Why Facebook’s Days are Numbered: A Lesson Learned from “Stand by Me”
A few years ago, I started talking to my college students about social media, particularly Facebook. Most of them spent a considerable amount of time every day “Facebooking.” As we discussed the positive and negative aspects of digital sociality, a complaint quickly rose to the surface. “My mom is on Facebook now. That sucks!” one kid said. Half the classroom exploded in agreement. One young lady said, “it creeps me out when one of my friend’s dad asks to be my friend on Facebook.” I had to agree with her on that one. Another student told of “de-friending” her mom because she kept commenting on her wall.
When I started talking to them about it, I did not have a Facebook account. One of my classes told me I needed to get one, that it would be the best way to get a message to them (at the time I wasn’t using our university Web-CT), so he actually set up a Facebook account for me during class one day. Most of the students in that class “friended” me, but it never worked very well for me as a classroom communication tool. That same account is now my personal account, and students occasionally send me friend requests, which I always accept, but mostly it is for personal connections and posting pictures or videos of family and friends.
Point is, in the last few years, the parents have moved into this virtual neighborhood and taken over. Young people still use it, but I think I’m noticing that Facebook has lost its luster. Here’s a guarantee: once Mom and Dad move in, the teenagers are going to start looking around for another place to hang out. Hasn’t it always been that way? When I was in junior high, my friends and I built a cabin in the woods near our homes with an axe and a hatchet. Why were we hanging out in the woods? Well, there were many reasons – some illegal – but first and foremost was that OUR PARENTS WEREN’T THERE!
I’ll never forget reading Stephen King’s Stand by Me (and watching the movie).
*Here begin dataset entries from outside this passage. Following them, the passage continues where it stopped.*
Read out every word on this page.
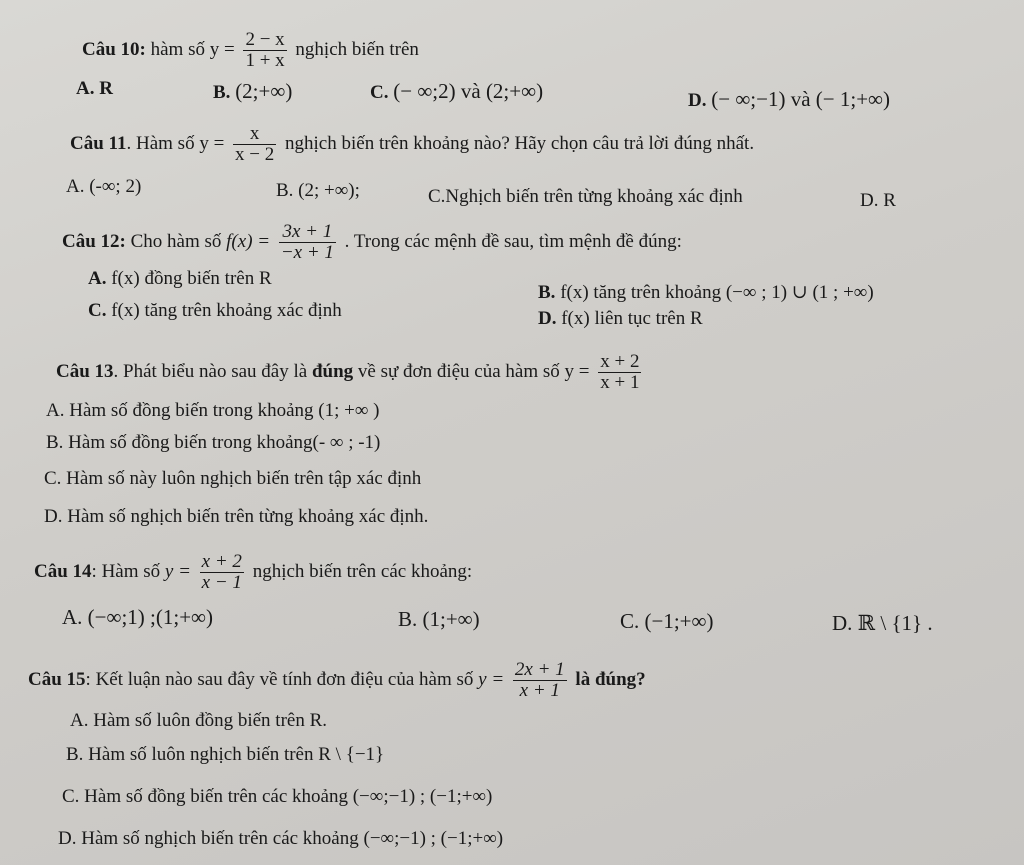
Câu 10: hàm số $y = \frac{2 - x}{1 + x}$ nghịch biến trên
A. R	B. (2;+∞)	C. (− ∞;2) và (2;+∞)	D. (− ∞;−1) và (− 1;+∞)
Câu 11. Hàm số $y = \frac{x}{x - 2}$ nghịch biến trên khoảng nào? Hãy chọn câu trả lời đúng nhất.
A. (-∞; 2)	B. (2; +∞);	C.Nghịch biến trên từng khoảng xác định	D. R
Câu 12: Cho hàm số $f(x) = \frac{3x + 1}{-x + 1}$ . Trong các mệnh đề sau, tìm mệnh đề đúng:
A. f(x) đồng biến trên R
B. f(x) tăng trên khoảng (−∞ ; 1) ∪ (1 ; +∞)
C. f(x) tăng trên khoảng xác định	D. f(x) liên tục trên R
Câu 13. Phát biểu nào sau đây là đúng về sự đơn điệu của hàm số $y = \frac{x + 2}{x + 1}$
A. Hàm số đồng biến trong khoảng (1; +∞ )
B. Hàm số đồng biến trong khoảng(- ∞ ; -1)
C. Hàm số này luôn nghịch biến trên tập xác định
D. Hàm số nghịch biến trên từng khoảng xác định.
Câu 14: Hàm số $y = \frac{x + 2}{x - 1}$ nghịch biến trên các khoảng:
A. (−∞;1) ;(1;+∞)	B. (1;+∞)	C. (−1;+∞)	D. ℝ \ {1} .
Câu 15: Kết luận nào sau đây về tính đơn điệu của hàm số $y = \frac{2x + 1}{x + 1}$ là đúng?
A. Hàm số luôn đồng biến trên R.
B. Hàm số luôn nghịch biến trên R \ {−1}
C. Hàm số đồng biến trên các khoảng (−∞;−1) ; (−1;+∞)
D. Hàm số nghịch biến trên các khoảng (−∞;−1) ; (−1;+∞)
I was surprised how deeply it resonated in my bones. I mean, my friends and I never saw a dead body, and we didn’t live in fear of the older guys in the neighborhood (more like in awe). But then it hit me: I resonated with the world these guys had carved out completely apart from the world of their parents, their own domain where untold things occurred. I experienced that same thing when I was a young teen hanging out with my friends in the woods, riding motorcycles, shooting pellet guns, telling dirty jokes, and smoking cigarettes.
Sadly, that completely untethered life is hardly possible today, but that is another topic for another post. The point of this post is that Facebook was pretty much a “parent-free” domain until a few years ago. Now that parents and their friends are prowling about creeping on their youngsters, it’s only a matter of time until the youngsters find somewhere else to play. They can’t help it; it’s in their blood. Thank God.